When Pennsylvania’s junior senator sits at his desk for the State of the Union Address tonight, he will have a specific list of items he would like President Obama to address.
The second-term senator would like to see the president focus on the economy and national security, not broadband speeds and net neutrality as he has already previewed in stops around the country this month.
“The fact is, the average working family in Pennsylvania is not getting ahead,” he said. “That’s the reality. We need a stronger economy and we change that reality.”
Toomey said the president needs to do more to spur economic growth, citing the nation’s 62.7 percent labor force participation rate, a statistic that measures those employed or actively looking for work against the entire U.S. population. The number is the lowest it’s been since the 1970s. However, the unemployment rate is 5.6 percent, the lowest since June 2008.
Toomey also said the president should address his plan for health care and environmental regulations, especially the medical device tax put in place by the Affordable Care Act and President Obama’s readiness to veto the Keystone XL pipeline bill.

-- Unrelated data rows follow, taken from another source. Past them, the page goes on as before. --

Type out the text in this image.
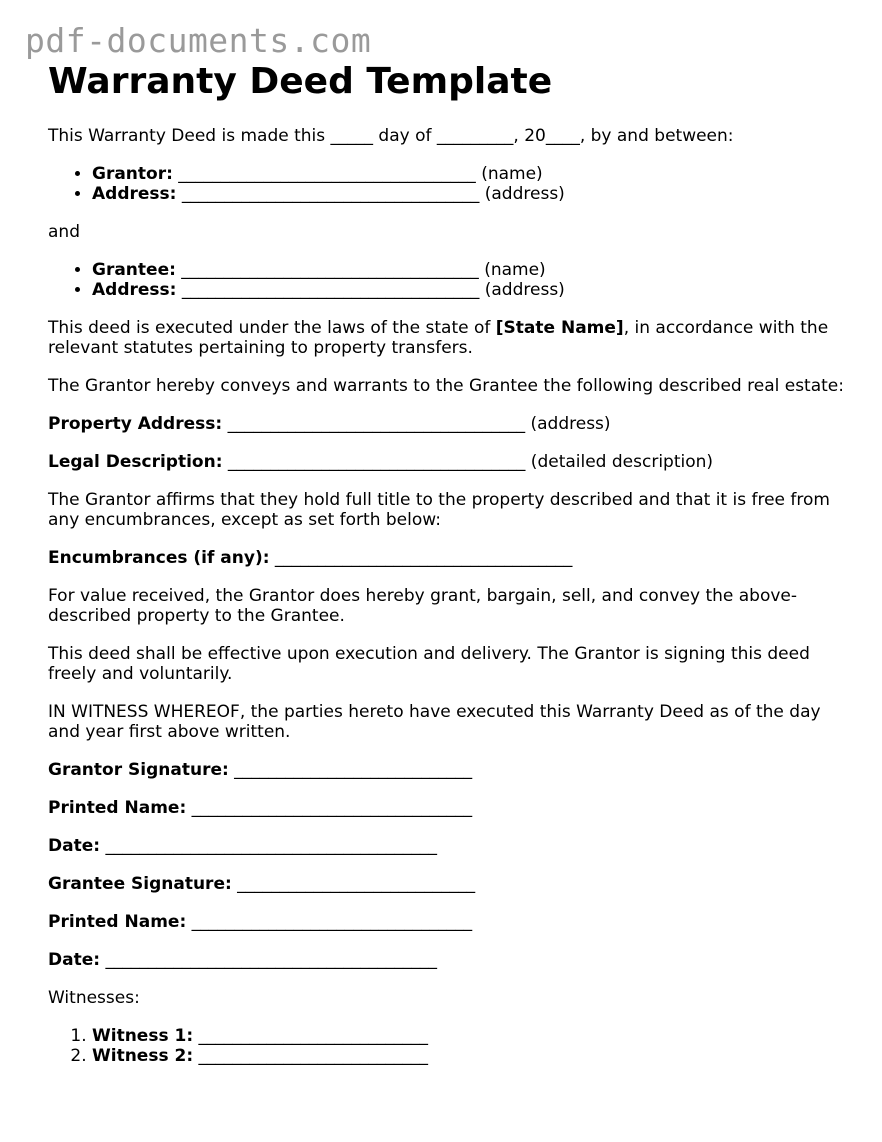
pdf-documents.com
Warranty Deed Template

This Warranty Deed is made this _____ day of _________, 20____, by and between:

• Grantor: ___________________________________ (name)
• Address: ___________________________________ (address)

and

• Grantee: ___________________________________ (name)
• Address: ___________________________________ (address)

This deed is executed under the laws of the state of [State Name], in accordance with the relevant statutes pertaining to property transfers.

The Grantor hereby conveys and warrants to the Grantee the following described real estate:

Property Address: ___________________________________ (address)

Legal Description: ___________________________________ (detailed description)

The Grantor affirms that they hold full title to the property described and that it is free from any encumbrances, except as set forth below:

Encumbrances (if any): ___________________________________

For value received, the Grantor does hereby grant, bargain, sell, and convey the above-described property to the Grantee.

This deed shall be effective upon execution and delivery. The Grantor is signing this deed freely and voluntarily.

IN WITNESS WHEREOF, the parties hereto have executed this Warranty Deed as of the day and year first above written.

Grantor Signature: ____________________________

Printed Name: _________________________________

Date: _______________________________________

Grantee Signature: ____________________________

Printed Name: _________________________________

Date: _______________________________________

Witnesses:

1. Witness 1: ___________________________
2. Witness 2: ___________________________
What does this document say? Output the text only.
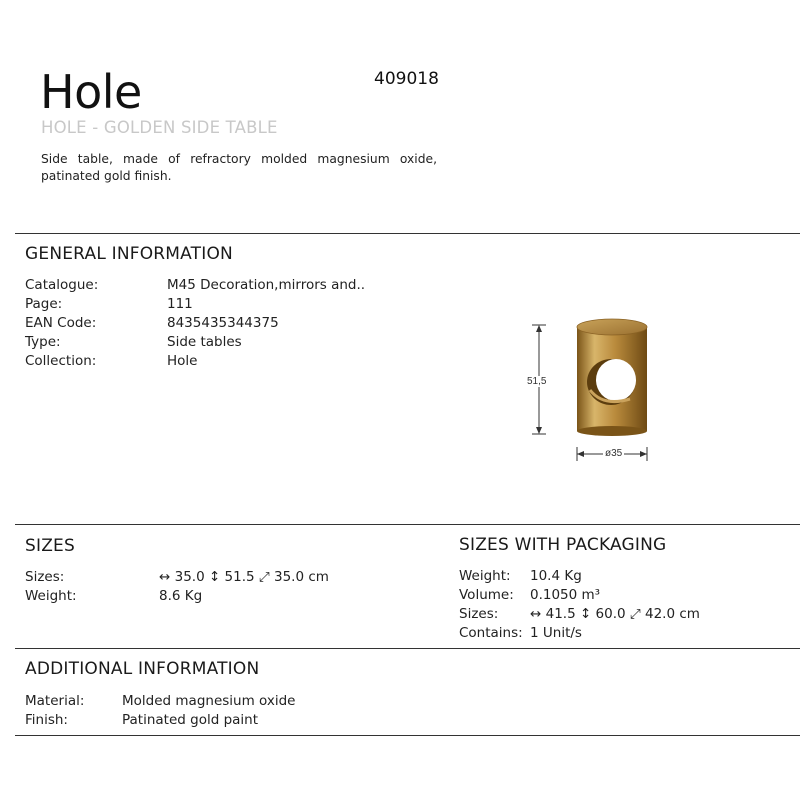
Hole	409018
HOLE - GOLDEN SIDE TABLE
Side table, made of refractory molded magnesium oxide, patinated gold finish.
GENERAL INFORMATION
Catalogue:	M45 Decoration,mirrors and..
Page:	111
EAN Code:	8435435344375
Type:	Side tables
Collection:	Hole
51,5
ø35
SIZES
Sizes:	↔ 35.0 ↕ 51.5 ⤢ 35.0 cm
Weight:	8.6 Kg
SIZES WITH PACKAGING
Weight: 10.4 Kg
Volume: 0.1050 m³
Sizes: ↔ 41.5 ↕ 60.0 ⤢ 42.0 cm
Contains: 1 Unit/s
ADDITIONAL INFORMATION
Material:	Molded magnesium oxide
Finish:	Patinated gold paint
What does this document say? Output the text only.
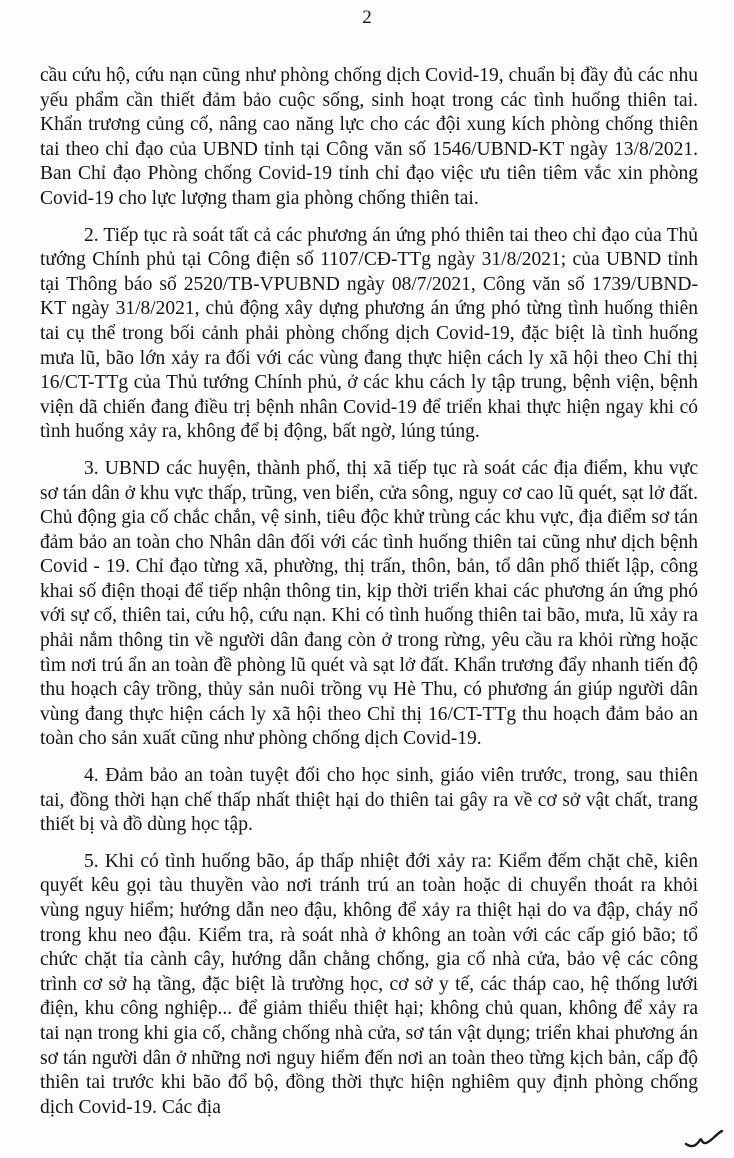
2

cầu cứu hộ, cứu nạn cũng như phòng chống dịch Covid-19, chuẩn bị đầy đủ các nhu yếu phẩm cần thiết đảm bảo cuộc sống, sinh hoạt trong các tình huống thiên tai. Khẩn trương củng cố, nâng cao năng lực cho các đội xung kích phòng chống thiên tai theo chỉ đạo của UBND tỉnh tại Công văn số 1546/UBND-KT ngày 13/8/2021. Ban Chỉ đạo Phòng chống Covid-19 tỉnh chỉ đạo việc ưu tiên tiêm vắc xin phòng Covid-19 cho lực lượng tham gia phòng chống thiên tai.

2. Tiếp tục rà soát tất cả các phương án ứng phó thiên tai theo chỉ đạo của Thủ tướng Chính phủ tại Công điện số 1107/CĐ-TTg ngày 31/8/2021; của UBND tỉnh tại Thông báo số 2520/TB-VPUBND ngày 08/7/2021, Công văn số 1739/UBND-KT ngày 31/8/2021, chủ động xây dựng phương án ứng phó từng tình huống thiên tai cụ thể trong bối cảnh phải phòng chống dịch Covid-19, đặc biệt là tình huống mưa lũ, bão lớn xảy ra đối với các vùng đang thực hiện cách ly xã hội theo Chỉ thị 16/CT-TTg của Thủ tướng Chính phủ, ở các khu cách ly tập trung, bệnh viện, bệnh viện dã chiến đang điều trị bệnh nhân Covid-19 để triển khai thực hiện ngay khi có tình huống xảy ra, không để bị động, bất ngờ, lúng túng.

3. UBND các huyện, thành phố, thị xã tiếp tục rà soát các địa điểm, khu vực sơ tán dân ở khu vực thấp, trũng, ven biển, cửa sông, nguy cơ cao lũ quét, sạt lở đất. Chủ động gia cố chắc chắn, vệ sinh, tiêu độc khử trùng các khu vực, địa điểm sơ tán đảm bảo an toàn cho Nhân dân đối với các tình huống thiên tai cũng như dịch bệnh Covid - 19. Chỉ đạo từng xã, phường, thị trấn, thôn, bản, tổ dân phố thiết lập, công khai số điện thoại để tiếp nhận thông tin, kịp thời triển khai các phương án ứng phó với sự cố, thiên tai, cứu hộ, cứu nạn. Khi có tình huống thiên tai bão, mưa, lũ xảy ra phải nắm thông tin về người dân đang còn ở trong rừng, yêu cầu ra khỏi rừng hoặc tìm nơi trú ẩn an toàn đề phòng lũ quét và sạt lở đất. Khẩn trương đẩy nhanh tiến độ thu hoạch cây trồng, thủy sản nuôi trồng vụ Hè Thu, có phương án giúp người dân vùng đang thực hiện cách ly xã hội theo Chỉ thị 16/CT-TTg thu hoạch đảm bảo an toàn cho sản xuất cũng như phòng chống dịch Covid-19.

4. Đảm bảo an toàn tuyệt đối cho học sinh, giáo viên trước, trong, sau thiên tai, đồng thời hạn chế thấp nhất thiệt hại do thiên tai gây ra về cơ sở vật chất, trang thiết bị và đồ dùng học tập.

5. Khi có tình huống bão, áp thấp nhiệt đới xảy ra: Kiểm đếm chặt chẽ, kiên quyết kêu gọi tàu thuyền vào nơi tránh trú an toàn hoặc di chuyển thoát ra khỏi vùng nguy hiểm; hướng dẫn neo đậu, không để xảy ra thiệt hại do va đập, cháy nổ trong khu neo đậu. Kiểm tra, rà soát nhà ở không an toàn với các cấp gió bão; tổ chức chặt tỉa cành cây, hướng dẫn chằng chống, gia cố nhà cửa, bảo vệ các công trình cơ sở hạ tầng, đặc biệt là trường học, cơ sở y tế, các tháp cao, hệ thống lưới điện, khu công nghiệp... để giảm thiểu thiệt hại; không chủ quan, không để xảy ra tai nạn trong khi gia cố, chằng chống nhà cửa, sơ tán vật dụng; triển khai phương án sơ tán người dân ở những nơi nguy hiểm đến nơi an toàn theo từng kịch bản, cấp độ thiên tai trước khi bão đổ bộ, đồng thời thực hiện nghiêm quy định phòng chống dịch Covid-19. Các địa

“I’m hoping the president is open to taking a more balanced approach to regulation that is clearly holding back our economy,” he said.
The construction of the Keystone XL pipeline, which would run Canadian oil to American refineries off of the Gulf coast, would create as many as 40,000 jobs, Toomey said. But according to the Obama administration, the pipeline would create just 35 permanent jobs after construction.
The president also needs to put more of on an emphasis on national security, according to Toomey. He said the first step is reaching a deal with Iran to limit the country’s nuclear program.
“I hope, in fact, that he’ll change his mind and accept the wisdom of a new round of sanctions that would go into effect if the Iranians choose once again to have the deadline come and go without an agreement,” he said.
After failing to reach a deal in November, negotiators pushed the framework agreement deadline back to March and the end of June for the final pact.
Toomey also wants to see the president deliver a clear-cut strategy on how to stop the Islamic militant group ISIS. And, according to Toomey, it begins with Guantanamo Bay.
“These folks go back to various hotbeds of Islamist terrorist activity,” he said. “They go back with a new status of having been a Guantanamo Bay detainee, and they turn that status into the next stage in their career as a terrorist.”
Twenty-four detainees were freed in 2014 and five more were released Thursday.
“It would be a very bad idea for the president to be releasing these people who are known to be dangerous, known to be likely to rejoin the fight,” he said. “And I intend to support legislation that would prevent further releases.”
The address can be heard at 9 p.m. on 90.5 WESA and at WESA.fm.